DIY Fabric Planter Pots and Painted Planter Pots
With Mother’s Day coming up and spring in full swing, what better activity than a making a fun, fresh, personalized planter pot. It is simple and beautiful. In this tutorial I will make two styles, fabric-covered planter pots and painted planter pots. This would be a fun project to do with your children, and make a great gift to give to your own mother or friends.
- Terra-cotta planter pots (your choice of size- I did one 6 ” and two small pots)
- Round Terra-cotta base (only necessary if there is a drainage hole in the bottom of the pot you choose)
- E6000 Industrial Strength Adhesive
- Craft paint
- sponge brush
- Plant or soil and seeds of choice
When you decide what size pot you want to use, be sure you add a few inches to the height of the pot to be sure you have enough fabric. I would also recommend a non-directional pattern. Start by laying out the fabric with the back facing upward. Set the pot on the edge of the fabric, align a pen with the top of the pot and roll the pot with the pen so you make a curve shape. Repeat with the bottom edge of the pot. It should look like a rainbow arc with the two lines. In order to make sure you have enough to go around the circumference of the pot, you will want to make the curve look like ¼ of a circle (think pie charts). Cut along the lines.
Next you will want to align the pot on the edge of the fabric. Practice rolling the pot over the fabric so you make sure you have it aligned correctly before you glue. Next, place a light line of glue going top-to-bottom, and press the fabric into the glue. You will not want to put glue over the entire pot. One line is enough, however, you will want to let it sit and dry before tugging on it to wrap it around the pot. The reason you do not want glue over the entire pot is that terra-cotta pots absorb water when you water the plants. With just one line of glue, the fabric can breathe and dry out again if it were ever to get damp during watering. Once the initial line of glue dries (it took about 15 minutes for me) then wrap the fabric around the pot, pulling it semi-snug. Hold it in place and cut a straight line to cut off any extra fabric, making sure you leave a ½ inch or so overlapping. Then add the second line of glue directly over where the first line of glue was placed. Hold the fabric in place for a minute and then let it sit to dry again.
Once the glue has set, cut the extra fabric at the top of the pot into 1” sections. Place beads of glue on the inside of the little cut tabs and fold them over into the pot. Cutting the little tabs will help the fabric lay smooth, as they overlap each other once folded over. For the bottom of the pot, since it is smaller, I cut the tabs into ½” sections and folded those over as well. Let the pot dry again, and that’s it.

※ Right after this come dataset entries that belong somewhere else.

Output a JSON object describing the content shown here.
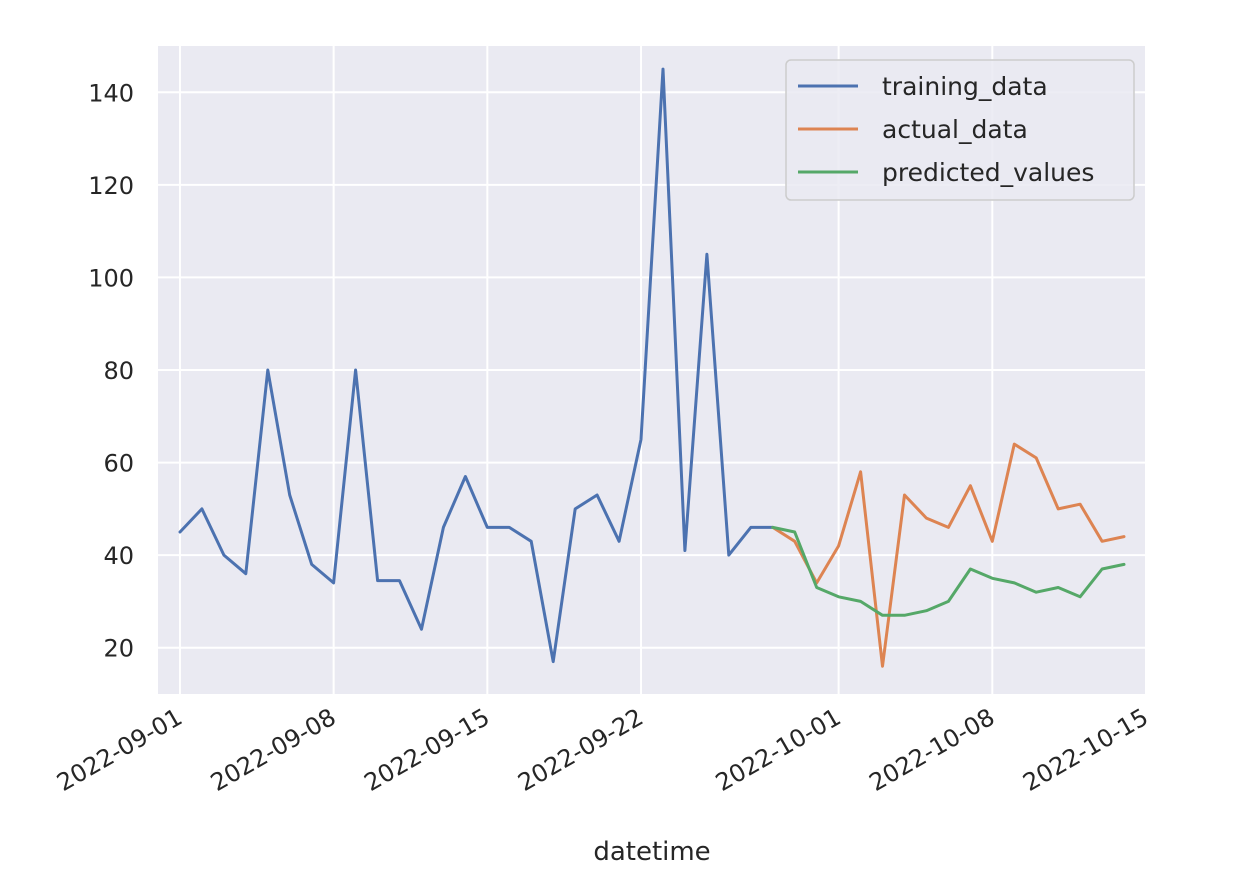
{
  "chart_data": {
    "type": "line",
    "title": "",
    "xlabel": "datetime",
    "ylabel": "",
    "x_type": "date",
    "xlim": [
      "2022-08-31",
      "2022-10-15"
    ],
    "ylim": [
      10,
      150
    ],
    "x_ticks": [
      "2022-09-01",
      "2022-09-08",
      "2022-09-15",
      "2022-09-22",
      "2022-10-01",
      "2022-10-08",
      "2022-10-15"
    ],
    "y_ticks": [
      20,
      40,
      60,
      80,
      100,
      120,
      140
    ],
    "grid": true,
    "legend": "top-right",
    "background": "#eaeaf2",
    "series": [
      {
        "name": "training_data",
        "color": "#4c72b0",
        "x": [
          "2022-09-01",
          "2022-09-02",
          "2022-09-03",
          "2022-09-04",
          "2022-09-05",
          "2022-09-06",
          "2022-09-07",
          "2022-09-08",
          "2022-09-09",
          "2022-09-10",
          "2022-09-11",
          "2022-09-12",
          "2022-09-13",
          "2022-09-14",
          "2022-09-15",
          "2022-09-16",
          "2022-09-17",
          "2022-09-18",
          "2022-09-19",
          "2022-09-20",
          "2022-09-21",
          "2022-09-22",
          "2022-09-23",
          "2022-09-24",
          "2022-09-25",
          "2022-09-26",
          "2022-09-27",
          "2022-09-28"
        ],
        "values": [
          45,
          50,
          40,
          36,
          80,
          53,
          38,
          34,
          80,
          34.5,
          34.5,
          24,
          46,
          57,
          46,
          46,
          43,
          17,
          50,
          53,
          43,
          65,
          145,
          41,
          105,
          40,
          46,
          46
        ]
      },
      {
        "name": "actual_data",
        "color": "#dd8452",
        "x": [
          "2022-09-28",
          "2022-09-29",
          "2022-09-30",
          "2022-10-01",
          "2022-10-02",
          "2022-10-03",
          "2022-10-04",
          "2022-10-05",
          "2022-10-06",
          "2022-10-07",
          "2022-10-08",
          "2022-10-09",
          "2022-10-10",
          "2022-10-11",
          "2022-10-12",
          "2022-10-13",
          "2022-10-14"
        ],
        "values": [
          46,
          43,
          34,
          42,
          58,
          16,
          53,
          48,
          46,
          55,
          43,
          64,
          61,
          50,
          51,
          43,
          44
        ]
      },
      {
        "name": "predicted_values",
        "color": "#55a868",
        "x": [
          "2022-09-28",
          "2022-09-29",
          "2022-09-30",
          "2022-10-01",
          "2022-10-02",
          "2022-10-03",
          "2022-10-04",
          "2022-10-05",
          "2022-10-06",
          "2022-10-07",
          "2022-10-08",
          "2022-10-09",
          "2022-10-10",
          "2022-10-11",
          "2022-10-12",
          "2022-10-13",
          "2022-10-14"
        ],
        "values": [
          46,
          45,
          33,
          31,
          30,
          27,
          27,
          28,
          30,
          37,
          35,
          34,
          32,
          33,
          31,
          37,
          38
        ]
      }
    ]
  }
}
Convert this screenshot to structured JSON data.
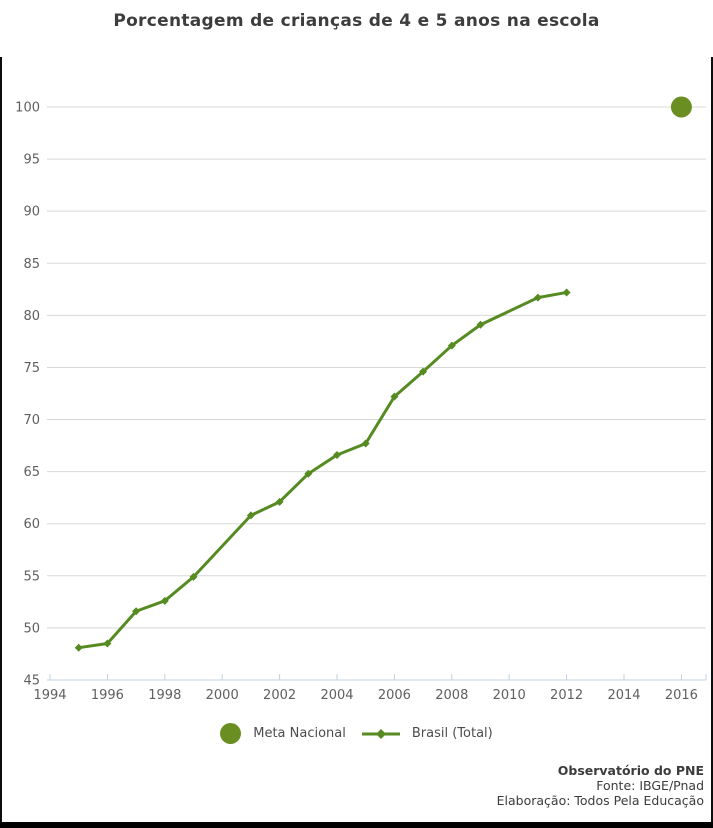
{
  "page": {
    "background": "#ffffff",
    "border_color": "#000000"
  },
  "chart_data": {
    "type": "line",
    "title": "Porcentagem de crianças de 4 e 5 anos na escola",
    "xlabel": "",
    "ylabel": "",
    "xlim": [
      1994,
      2017
    ],
    "ylim": [
      45,
      100
    ],
    "x_ticks": [
      1994,
      1996,
      1998,
      2000,
      2002,
      2004,
      2006,
      2008,
      2010,
      2012,
      2014,
      2016
    ],
    "y_ticks": [
      45,
      50,
      55,
      60,
      65,
      70,
      75,
      80,
      85,
      90,
      95,
      100
    ],
    "grid": true,
    "legend_position": "bottom",
    "series": [
      {
        "name": "Meta Nacional",
        "type": "scatter",
        "marker": "circle",
        "color": "#6b8e23",
        "x": [
          2016
        ],
        "y": [
          100
        ]
      },
      {
        "name": "Brasil (Total)",
        "type": "line",
        "marker": "diamond",
        "color": "#568b22",
        "x": [
          1995,
          1996,
          1997,
          1998,
          1999,
          2001,
          2002,
          2003,
          2004,
          2005,
          2006,
          2007,
          2008,
          2009,
          2011,
          2012
        ],
        "y": [
          48.1,
          48.5,
          51.6,
          52.6,
          54.9,
          60.8,
          62.1,
          64.8,
          66.6,
          67.7,
          72.2,
          74.6,
          77.1,
          79.1,
          81.7,
          82.2
        ]
      }
    ],
    "colors": {
      "grid": "#d8d8d8",
      "axis": "#c0d0e0",
      "tick_label": "#606060",
      "title": "#3d3d3d",
      "legend_text": "#4d4d4d"
    }
  },
  "footer": {
    "org": "Observatório do PNE",
    "source": "Fonte: IBGE/Pnad",
    "elaboration": "Elaboração: Todos Pela Educação"
  }
}
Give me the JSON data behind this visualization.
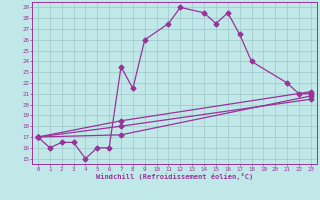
{
  "background_color": "#c0e8e8",
  "grid_color": "#a0c8c8",
  "line_color": "#993399",
  "xlabel": "Windchill (Refroidissement éolien,°C)",
  "xlim": [
    -0.5,
    23.5
  ],
  "ylim": [
    14.5,
    29.5
  ],
  "yticks": [
    15,
    16,
    17,
    18,
    19,
    20,
    21,
    22,
    23,
    24,
    25,
    26,
    27,
    28,
    29
  ],
  "xticks": [
    0,
    1,
    2,
    3,
    4,
    5,
    6,
    7,
    8,
    9,
    10,
    11,
    12,
    13,
    14,
    15,
    16,
    17,
    18,
    19,
    20,
    21,
    22,
    23
  ],
  "line1_x": [
    0,
    1,
    2,
    3,
    4,
    5,
    6,
    7,
    8,
    9,
    11,
    12,
    14,
    15,
    16,
    17,
    18,
    21,
    22,
    23
  ],
  "line1_y": [
    17,
    16,
    16.5,
    16.5,
    15,
    16,
    16,
    23.5,
    21.5,
    26,
    27.5,
    29,
    28.5,
    27.5,
    28.5,
    26.5,
    24,
    22,
    21,
    21
  ],
  "line2_x": [
    0,
    7,
    23
  ],
  "line2_y": [
    17,
    18,
    20.5
  ],
  "line3_x": [
    0,
    7,
    23
  ],
  "line3_y": [
    17,
    18.5,
    21.2
  ],
  "line4_x": [
    0,
    7,
    23
  ],
  "line4_y": [
    17,
    17.2,
    20.8
  ],
  "markersize": 2.5,
  "linewidth": 0.9
}
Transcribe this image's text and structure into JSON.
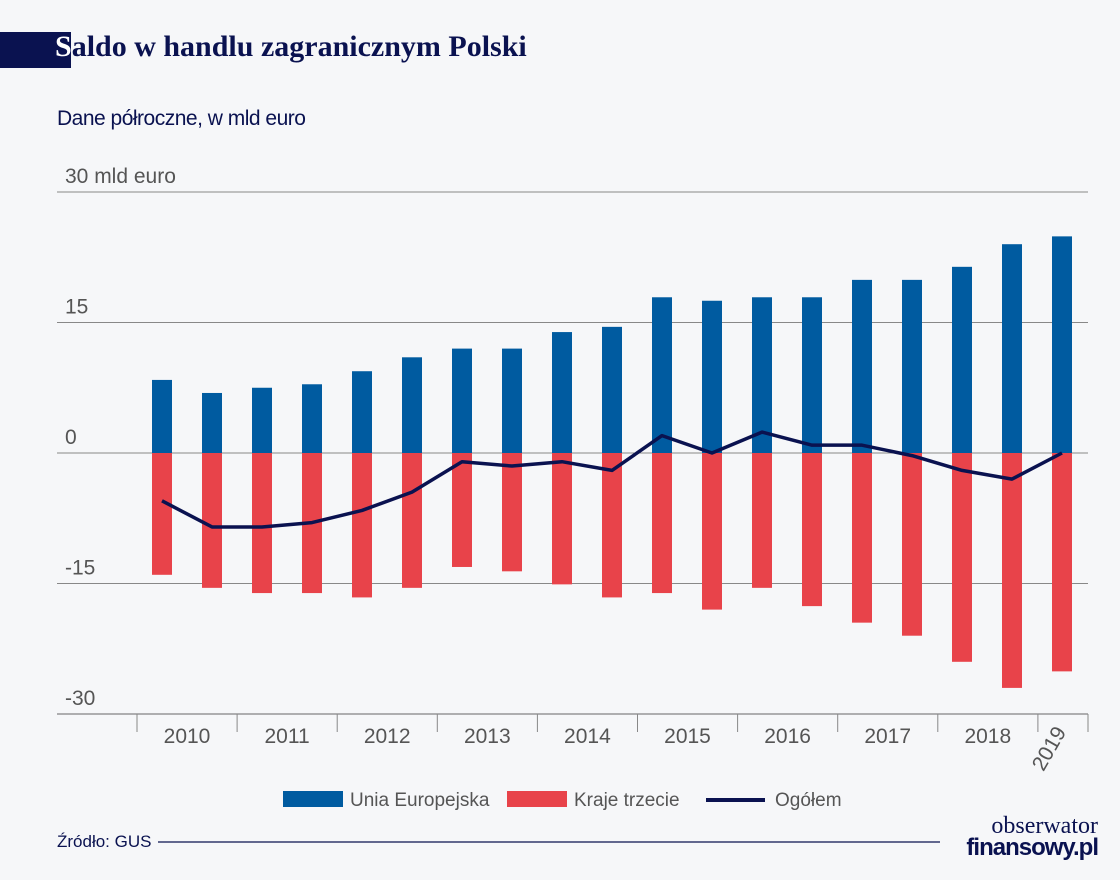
{
  "title": "Saldo w handlu zagranicznym Polski",
  "subtitle": "Dane półroczne, w mld euro",
  "source": "Źródło: GUS",
  "logo": {
    "line1": "obserwator",
    "line2": "finansowy.pl"
  },
  "colors": {
    "eu": "#005ba0",
    "third": "#e8434a",
    "total": "#0a1250"
  },
  "chart_data": {
    "type": "bar",
    "stacked": "diverging",
    "ylim": [
      -30,
      30
    ],
    "yticks": [
      {
        "v": 30,
        "label": "30 mld euro"
      },
      {
        "v": 15,
        "label": "15"
      },
      {
        "v": 0,
        "label": "0"
      },
      {
        "v": -15,
        "label": "-15"
      },
      {
        "v": -30,
        "label": "-30"
      }
    ],
    "grid": true,
    "legend_position": "bottom",
    "years": [
      "2010",
      "2011",
      "2012",
      "2013",
      "2014",
      "2015",
      "2016",
      "2017",
      "2018",
      "2019"
    ],
    "categories": [
      "2010 H1",
      "2010 H2",
      "2011 H1",
      "2011 H2",
      "2012 H1",
      "2012 H2",
      "2013 H1",
      "2013 H2",
      "2014 H1",
      "2014 H2",
      "2015 H1",
      "2015 H2",
      "2016 H1",
      "2016 H2",
      "2017 H1",
      "2017 H2",
      "2018 H1",
      "2018 H2",
      "2019 H1"
    ],
    "series": [
      {
        "name": "Unia Europejska",
        "type": "bar",
        "values": [
          8.4,
          6.9,
          7.5,
          7.9,
          9.4,
          11.0,
          12.0,
          12.0,
          13.9,
          14.5,
          17.9,
          17.5,
          17.9,
          17.9,
          19.9,
          19.9,
          21.4,
          24.0,
          24.9
        ]
      },
      {
        "name": "Kraje trzecie",
        "type": "bar",
        "values": [
          -14.0,
          -15.5,
          -16.1,
          -16.1,
          -16.6,
          -15.5,
          -13.1,
          -13.6,
          -15.1,
          -16.6,
          -16.1,
          -18.0,
          -15.5,
          -17.6,
          -19.5,
          -21.0,
          -24.0,
          -27.0,
          -25.1
        ]
      },
      {
        "name": "Ogółem",
        "type": "line",
        "values": [
          -5.5,
          -8.5,
          -8.5,
          -8.0,
          -6.6,
          -4.5,
          -1.0,
          -1.5,
          -1.0,
          -2.0,
          2.0,
          0.0,
          2.4,
          0.9,
          0.9,
          -0.3,
          -2.0,
          -3.0,
          0.0
        ]
      }
    ]
  }
}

For painted pots, place a small amount of paint and the pot on a paper surface. I only used a silver-dollar sized pool of paint. Use a sponge brush to apply paint, making sure you paint horizontally on the pot. Terra-cotta absorbs moisture, including paint, very quickly. It is like a sponge, and the paint will dry almost as fast as you put it on, so it is important to make your brush strokes go the direction you want them to right from the start. Hold the pot by putting your hand on the inside and tipping it slightly so only one little corner is sitting on the paper. This will keep your hands a lot cleaner and help you not leave fingerprints all over your pot. Realize that you probably won’t get perfect coverage, but seeing some of the terra-cotta color through the paint gives it some extra charm.
To make a decorative trim, I cut a long 1” wide strip of coordinating fabric. I tied a knot every 2 inches, letting the paint dry for a few minutes while I worked on that. Then I added a line of glue on the back where the barcode sticker left some residue and it doesn’t look as nice. I plan to have that hide in the back. I again attached the first part of the trim and let the glue dry before I pulled on it and tried to wrap it around. When that was dry, I glued about 2 inches, set the fabric trim, and kept going. At the end I had to hold the last piece for a minute to make sure it stuck.
Once the pots were ready to go, I found an indoor plant I like for the larger pot and I will use the smaller one for seed starters. I put a terra-cotta base under the planted pot to catch the water run-off. It is so cute sitting up on my shelf. I also have a Terra-cotta pot I painted last summer still sitting out on my back patio. It still looks great! So indoors or outdoors would both be great options.